STARKE – Tyler Groves wants your vote.
He’s running an unconventional campaign as a write-in candidate to be the next Superintendent of Clay County Schools. He’s collected, and spent, no money. He relies heavily on social media to get his message out to voters. But he knows it’s an uphill, probably impossible, mission.
Not only will his name not be on the Nov. 3 – he’s counting on voters to remember his name – but he’s running against current Superintendent David Broskie, who beat former Superintendent Charlie Van Zant by 10 points in last month’s primary.
And as a resident of Bradford County, he can’t vote for himself.
The campaign, however, continues.
“I’ve been campaigning a lot online and through calls. I get a lot of calls from people trying to reach out,” Groves said. “A podcast here and there, but that’s mainly it.
“The hardest part has been the lack of funds. I’m not trying to raise money or anything of that sort. I’d definitely say being a write-in candidate is a disadvantage, when your name is not even on the ballot.”
Groves currently works for a supermarket chain in Jacksonville, but he has greater aspirations. Instead of starting with a smaller county like Bradford where he has roots, he chose Clay.
“I wanted the experience. I wanted the exposure. I knew Clay County has a large school system, much larger than the one in Bradford County or Baker County or any given neighboring counties,” Groves said. “I imaged it would garner more attention and get more in-person phone calls and meetings.”
Groves’ candidacy came with considerable controversy. Although he’s a registered Republican, the 22-year-old recent Political Science and Religion major from the University of Florida triggered a unique Florida law that restricted all registered Democrats, Independents and voters with no political affiliations from participating in the primary.
Rules say if there are no candidates from an opposing party, all voters can participate in the primary and the winner will be declared the winner of the general election, as well.
There were no Democrats on the ballot, but with Groves’ write-in candidacy, there was opposition for the general election, so only registered Republicans were allowed to pick from a list of three Republican candidates.
That exclusion kept nearly 70,000 non-Republicans from voting for the next superintendent.
Write-ins also effected the races for sheriff and tax collector, although both candidates withdrew a day following the primary.
Groves insists he wasn’t aware of the little-known law. And he said nobody convinced him to run to manipulate the primary.
“I heard that’s a Clay County strategy,” he said. “I had no idea. In all those years I studied Political Science, all the ins and outs, I have never heard of this rule. It wasn’t until after I filed and started getting all of these messages on Facebook and phone calls, that somebody told me. You’ve got to be kidding me. I quickly became very unpopular on the Clay County Word of Mouth page.
“I had no idea the attention it would get.”
Groves said his candidacy is real, and he has no plans to quit.

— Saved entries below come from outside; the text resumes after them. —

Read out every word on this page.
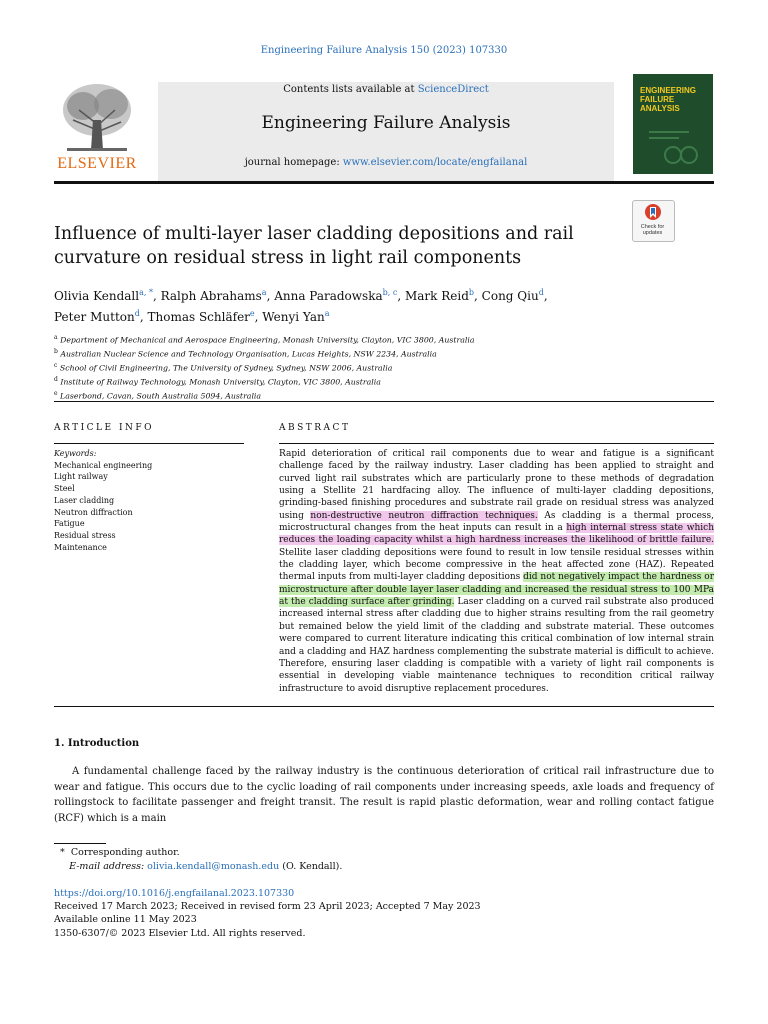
Engineering Failure Analysis 150 (2023) 107330
Contents lists available at ScienceDirect
Engineering Failure Analysis
journal homepage: www.elsevier.com/locate/engfailanal
ELSEVIER
ENGINEERING
FAILURE
ANALYSIS
Check for
updates
Influence of multi-layer laser cladding depositions and rail
curvature on residual stress in light rail components
Olivia Kendall$^{a, *}$, Ralph Abrahams$^a$, Anna Paradowska$^{b, c}$, Mark Reid$^b$, Cong Qiu$^d$,
Peter Mutton$^d$, Thomas Schläfer$^e$, Wenyi Yan$^a$
$^a$ Department of Mechanical and Aerospace Engineering, Monash University, Clayton, VIC 3800, Australia
$^b$ Australian Nuclear Science and Technology Organisation, Lucas Heights, NSW 2234, Australia
$^c$ School of Civil Engineering, The University of Sydney, Sydney, NSW 2006, Australia
$^d$ Institute of Railway Technology, Monash University, Clayton, VIC 3800, Australia
$^e$ Laserbond, Cavan, South Australia 5094, Australia
ARTICLE INFO
Keywords:
Mechanical engineering
Light railway
Steel
Laser cladding
Neutron diffraction
Fatigue
Residual stress
Maintenance
ABSTRACT
Rapid deterioration of critical rail components due to wear and fatigue is a significant challenge faced by the railway industry. Laser cladding has been applied to straight and curved light rail substrates which are particularly prone to these methods of degradation using a Stellite 21 hardfacing alloy. The influence of multi-layer cladding depositions, grinding-based finishing procedures and substrate rail grade on residual stress was analyzed using non-destructive neutron diffraction techniques. As cladding is a thermal process, microstructural changes from the heat inputs can result in a high internal stress state which reduces the loading capacity whilst a high hardness increases the likelihood of brittle failure. Stellite laser cladding depositions were found to result in low tensile residual stresses within the cladding layer, which become compressive in the heat affected zone (HAZ). Repeated thermal inputs from multi-layer cladding depositions did not negatively impact the hardness or microstructure after double layer laser cladding and increased the residual stress to 100 MPa at the cladding surface after grinding. Laser cladding on a curved rail substrate also produced increased internal stress after cladding due to higher strains resulting from the rail geometry but remained below the yield limit of the cladding and substrate material. These outcomes were compared to current literature indicating this critical combination of low internal strain and a cladding and HAZ hardness complementing the substrate material is difficult to achieve. Therefore, ensuring laser cladding is compatible with a variety of light rail components is essential in developing viable maintenance techniques to recondition critical railway infrastructure to avoid disruptive replacement procedures.
1. Introduction
A fundamental challenge faced by the railway industry is the continuous deterioration of critical rail infrastructure due to wear and fatigue. This occurs due to the cyclic loading of rail components under increasing speeds, axle loads and frequency of rollingstock to facilitate passenger and freight transit. The result is rapid plastic deformation, wear and rolling contact fatigue (RCF) which is a main
* Corresponding author.
E-mail address: olivia.kendall@monash.edu (O. Kendall).
https://doi.org/10.1016/j.engfailanal.2023.107330
Received 17 March 2023; Received in revised form 23 April 2023; Accepted 7 May 2023
Available online 11 May 2023
1350-6307/© 2023 Elsevier Ltd. All rights reserved.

“One of my priorities is getting the ones [teachers] who stay the raises they deserve. I’m a believer if you have experience, you deserve a raise every year. You’re valuable to the entire school system,” he said.
“As the superintendent, I believe in transparency. I believe in being accountable to your constituents. I believe that if you vote for me to do a job, I also expect you to check in on me. It’s not just that I’m going to do the job that I told you, during the tenure I expect accountability – more than just a meeting every now and then or a town hall. I want you to actively to be able to call me, talk to me.”
But first, you have to remember his name.